C’è stata un’altra strage nel Mediterraneo, tra martedì e mercoledì. Stavolta, senza Ong presenti, non ci sono foto né video. Così il mare ha risucchiato non solo le vite, ma anche le storie dei migranti scomparsi.

«Il 19 luglio sono partite sette barche dalle coste libiche: sei da Zuwara e una da Zawyia. Circa 500 persone sono state riportate indietro tra martedì e mercoledì dai guardacoste libici», dichiara a il manifesto Safa Msehli, portavoce dell’Organizzazione internazionale per le migrazioni (Oim).

Alcune di queste barche sono rimaste in mare due giorni. «Una era strapiena. Il nostro staff ha assistito i migranti dopo lo sbarco: erano totalmente esausti e disidratati. Alcuni hanno raccontato che una ventina di persone erano cadute in acqua, per il sovraffollamento, la stanchezza o le condizioni fisiche», continua Msehli.

I numeri dell’emergenza nel Mediterraneo ormai parlano chiaro: dall’inizio dell’anno quasi 17mila persone sono state riportate a forza in Libia dalla sedicente «guardia costiera» che l’Italia ha rifinanziato; 935 morti sono state accertate nel Mare Nostrum e di queste 792 lungo la rotta centrale (l’84,7%).

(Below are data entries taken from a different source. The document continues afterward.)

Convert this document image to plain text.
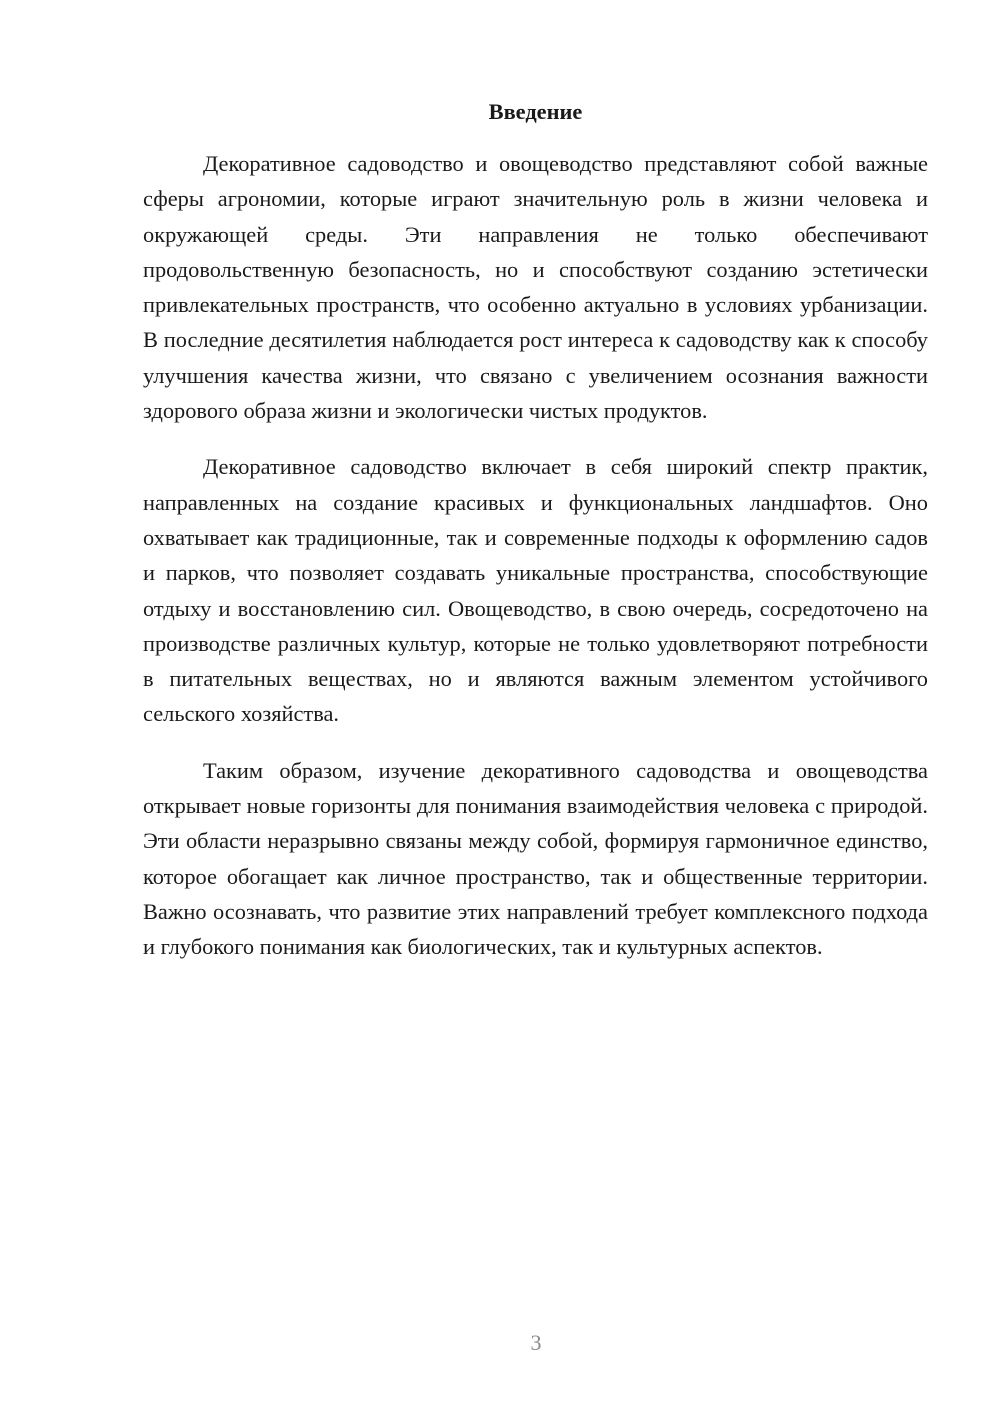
Введение

Декоративное садоводство и овощеводство представляют собой важные сферы агрономии, которые играют значительную роль в жизни человека и окружающей среды. Эти направления не только обеспечивают продовольственную безопасность, но и способствуют созданию эстетически привлекательных пространств, что особенно актуально в условиях урбанизации. В последние десятилетия наблюдается рост интереса к садоводству как к способу улучшения качества жизни, что связано с увеличением осознания важности здорового образа жизни и экологически чистых продуктов.

Декоративное садоводство включает в себя широкий спектр практик, направленных на создание красивых и функциональных ландшафтов. Оно охватывает как традиционные, так и современные подходы к оформлению садов и парков, что позволяет создавать уникальные пространства, способствующие отдыху и восстановлению сил. Овощеводство, в свою очередь, сосредоточено на производстве различных культур, которые не только удовлетворяют потребности в питательных веществах, но и являются важным элементом устойчивого сельского хозяйства.

Таким образом, изучение декоративного садоводства и овощеводства открывает новые горизонты для понимания взаимодействия человека с природой. Эти области неразрывно связаны между собой, формируя гармоничное единство, которое обогащает как личное пространство, так и общественные территории. Важно осознавать, что развитие этих направлений требует комплексного подхода и глубокого понимания как биологических, так и культурных аспектов.

3
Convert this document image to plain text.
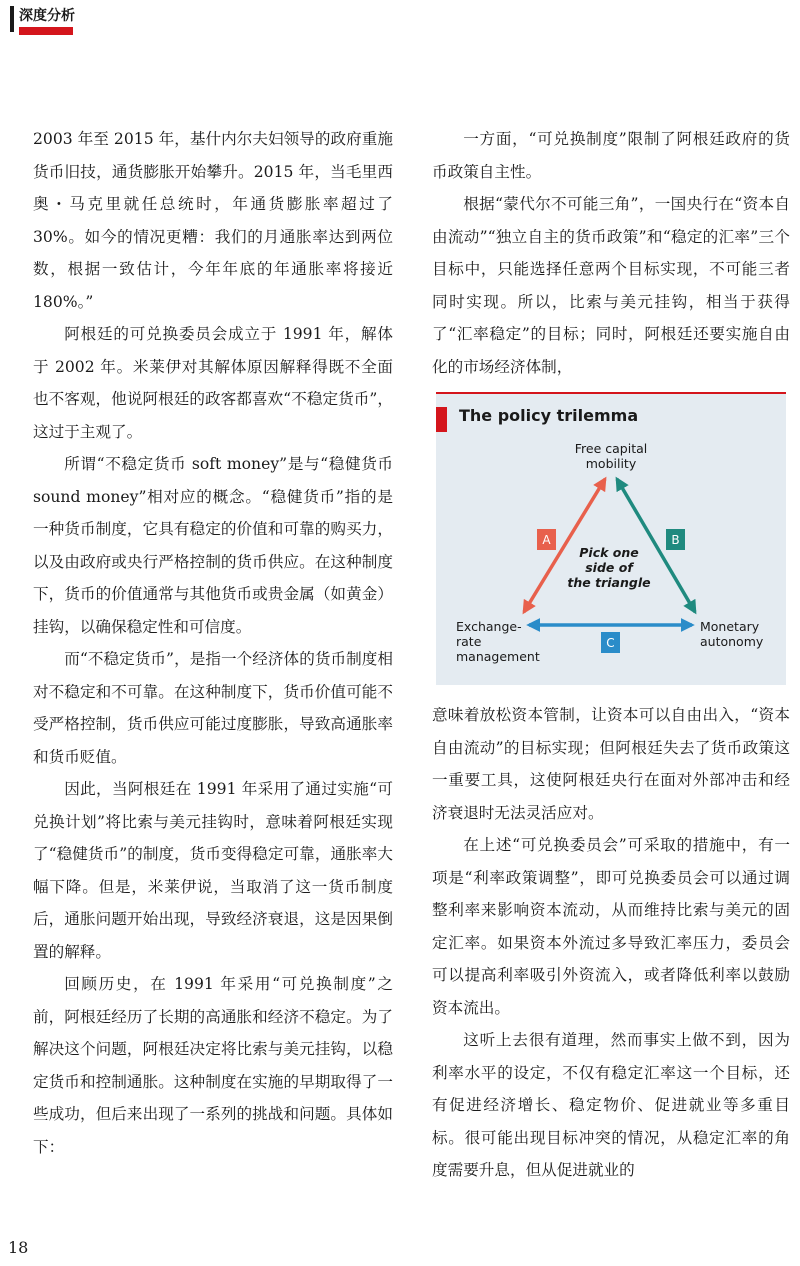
深度分析

2003 年至 2015 年，基什内尔夫妇领导的政府重施货币旧技，通货膨胀开始攀升。2015 年，当毛里西奥・马克里就任总统时，年通货膨胀率超过了 30%。如今的情况更糟：我们的月通胀率达到两位数，根据一致估计，今年年底的年通胀率将接近 180%。”

阿根廷的可兑换委员会成立于 1991 年，解体于 2002 年。米莱伊对其解体原因解释得既不全面也不客观，他说阿根廷的政客都喜欢“不稳定货币”，这过于主观了。

所谓“不稳定货币 soft money”是与“稳健货币 sound money”相对应的概念。“稳健货币”指的是一种货币制度，它具有稳定的价值和可靠的购买力，以及由政府或央行严格控制的货币供应。在这种制度下，货币的价值通常与其他货币或贵金属（如黄金）挂钩，以确保稳定性和可信度。

而“不稳定货币”，是指一个经济体的货币制度相对不稳定和不可靠。在这种制度下，货币价值可能不受严格控制，货币供应可能过度膨胀，导致高通胀率和货币贬值。

因此，当阿根廷在 1991 年采用了通过实施“可兑换计划”将比索与美元挂钩时，意味着阿根廷实现了“稳健货币”的制度，货币变得稳定可靠，通胀率大幅下降。但是，米莱伊说，当取消了这一货币制度后，通胀问题开始出现，导致经济衰退，这是因果倒置的解释。

回顾历史，在 1991 年采用“可兑换制度”之前，阿根廷经历了长期的高通胀和经济不稳定。为了解决这个问题，阿根廷决定将比索与美元挂钩，以稳定货币和控制通胀。这种制度在实施的早期取得了一些成功，但后来出现了一系列的挑战和问题。具体如下：

一方面，“可兑换制度”限制了阿根廷政府的货币政策自主性。

根据“蒙代尔不可能三角”，一国央行在“资本自由流动”“独立自主的货币政策”和“稳定的汇率”三个目标中，只能选择任意两个目标实现，不可能三者同时实现。所以，比索与美元挂钩，相当于获得了“汇率稳定”的目标；同时，阿根廷还要实施自由化的市场经济体制，

The policy trilemma
A	B
C
Free capital
mobility
Exchange-
rate
management
Monetary
autonomy
Pick one
side of
the triangle

意味着放松资本管制，让资本可以自由出入，“资本自由流动”的目标实现；但阿根廷失去了货币政策这一重要工具，这使阿根廷央行在面对外部冲击和经济衰退时无法灵活应对。

在上述“可兑换委员会”可采取的措施中，有一项是“利率政策调整”，即可兑换委员会可以通过调整利率来影响资本流动，从而维持比索与美元的固定汇率。如果资本外流过多导致汇率压力，委员会可以提高利率吸引外资流入，或者降低利率以鼓励资本流出。

这听上去很有道理，然而事实上做不到，因为利率水平的设定，不仅有稳定汇率这一个目标，还有促进经济增长、稳定物价、促进就业等多重目标。很可能出现目标冲突的情况，从稳定汇率的角度需要升息，但从促进就业的

18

Intanto ieri è terminata la quarantena della Ocean Viking, di Sos Mediterranée, ferma da 10 giorni nel porto di Augusta dopo la missione in cui ha soccorso 572 persone. Un’altra buona notizia è arrivata da Burriana, in Spagna. La Sea-Watch 3 ha finalmente potuto mollare gli ormeggi dopo aver superato, il 15 luglio scorso, un Port state control delle autorità spagnole. È finito così il fermo amministrativo disposto il 21 marzo dalla Guardia costiera italiana.